O "incidente" – conforme define a própria atriz – foi manchete na imprensa mundial há quase duas décadas e meia. Tonya Harding era acusada de conspirar para que um indivíduo atingisse o joelho de Nancy Kerrigan, membro de sua mesma seleção nacional de patinação nos Jogos Olímpicos de inverno de Lillehammer (Noruega). A federação acabou vetando de forma vitalícia a volta de Tonya às pistas de gelo depois que seu ex-marido, Jeff Gillooly, confessou ter sido o mentor da trama. A competidora agredida conseguiu subir ao pódio com uma medalha de prata.
A personagem de Kerrigan, então apelidada "o anjo" em contraposição à "malvada" Harding, quase não aparece durante as duas horas do filme. Uma decisão que Robbie justifica, em sua também condição de produtora da fita: "Nunca quis dar essa visão de duas mulheres antagonistas que tanto agrada à mídia e aos roteiristas". "A história não trata dos vínculos entre Tonya e Nancy, que não eram próximas, mas da relação que tinha com as pessoas que mais influenciaram sua vida, como a mãe e o marido", salienta a atriz sobre os outros dois protagonistas do filme, interpretados por Allison Janney e Sebastian Stan.
Janney, ganhadora do BAFTA na categoria de melhor atriz coadjuvante e firme candidata ao Oscar, brilha no papel de uma mãe da classe operária de Portland (Oregon) que pressiona a filha de maneiras indescritíveis para transformá-la em uma campeã. Eu, Tonya mostra a evolução dessa menina, que aos 4 anos já ganhava troféus de patinação, em uma adolescente "livre, motivada e forte sobre o gelo", nas palavras de Robbie, mas vulnerável e alvo dos abusos da mãe e do namorado. A atriz australiana assumiu um difícil desafio interpretando Tonya desde os 15 anos e ao longo das três décadas seguintes, em um relato que pretende "humanizá-la" com suas luzes e sombras.
A estrutura narrativa do filme, com contínuos saltos no tempo, baseia-se em versões contraditórias do "incidente" que o roteirista Steven Rogers extraiu de suas entrevistas com Tonya e seu ex-marido.
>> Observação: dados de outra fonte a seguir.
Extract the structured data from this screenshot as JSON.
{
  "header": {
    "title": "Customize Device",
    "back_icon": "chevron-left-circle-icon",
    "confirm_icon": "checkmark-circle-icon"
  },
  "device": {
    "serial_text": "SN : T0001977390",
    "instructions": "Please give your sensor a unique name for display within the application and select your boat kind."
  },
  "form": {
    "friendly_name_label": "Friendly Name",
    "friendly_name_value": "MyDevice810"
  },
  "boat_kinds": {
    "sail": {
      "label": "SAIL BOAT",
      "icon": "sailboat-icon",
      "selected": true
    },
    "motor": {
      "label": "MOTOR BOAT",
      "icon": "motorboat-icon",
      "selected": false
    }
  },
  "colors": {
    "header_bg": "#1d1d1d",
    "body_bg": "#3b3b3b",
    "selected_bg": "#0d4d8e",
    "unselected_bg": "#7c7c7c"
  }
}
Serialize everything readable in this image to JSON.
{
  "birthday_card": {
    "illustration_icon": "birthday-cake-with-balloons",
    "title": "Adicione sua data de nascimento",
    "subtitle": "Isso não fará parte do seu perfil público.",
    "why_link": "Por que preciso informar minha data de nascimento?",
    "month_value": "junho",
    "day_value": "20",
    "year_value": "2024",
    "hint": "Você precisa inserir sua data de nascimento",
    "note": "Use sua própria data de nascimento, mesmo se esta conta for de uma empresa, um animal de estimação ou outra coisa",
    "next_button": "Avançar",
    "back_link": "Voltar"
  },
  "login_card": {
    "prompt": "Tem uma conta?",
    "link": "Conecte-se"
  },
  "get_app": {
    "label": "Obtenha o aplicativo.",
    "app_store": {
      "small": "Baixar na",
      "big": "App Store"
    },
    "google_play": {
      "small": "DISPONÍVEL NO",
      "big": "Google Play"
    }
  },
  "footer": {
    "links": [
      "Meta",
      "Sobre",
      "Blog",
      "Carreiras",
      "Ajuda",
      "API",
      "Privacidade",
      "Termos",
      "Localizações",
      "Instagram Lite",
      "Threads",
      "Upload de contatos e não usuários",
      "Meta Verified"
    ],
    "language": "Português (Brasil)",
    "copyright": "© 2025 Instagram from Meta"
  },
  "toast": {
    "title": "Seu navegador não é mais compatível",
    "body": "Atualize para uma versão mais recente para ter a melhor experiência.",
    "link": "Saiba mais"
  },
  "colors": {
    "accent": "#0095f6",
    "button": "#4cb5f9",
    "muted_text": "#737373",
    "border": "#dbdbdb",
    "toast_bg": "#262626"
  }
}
Esses testemunhos revelam uma história tão dolorosa quanto, às vezes, divertida, que reflete com um humor que beira o absurdo a fealdade e a violência na vida privada de uma patinadora que saltou para a fama depois de ser a primeira de seu país a executar o salto Axel triplo em um campeonato internacional. Robbie treinou durante vários meses para imitar as coreografias de Tonya (embora as execuções mais difíceis tenham ficado a cargo de uma dublê). Mas, sobretudo, estudou obsessivamente os muitos vídeos da esportista disponíveis nas redes sociais para copiar seu caráter físico.
A recompensa chegou com a indicação ao Oscar – cuja decisão será conhecida em 4 de março – que ela define como "um marco na carreira". Ainda lembrada na Austrália por sua estreia na telenovela Neighbours, e com um pé em Hollywood desde sua participação no filme O Lobo de Wall Street, sob direção de Scorsese, Margot Robbie mira alto para levar adiante seus próprios projetos. A produtora que criou e está por trás de Eu, Tonya busca promover "personagens femininas fortes" que, para ela, não são "mulheres perfeitas, mas mulheres interessantes em sua força e em suas fraquezas". Como é essa heroína impossível chamada Tonya Hardin.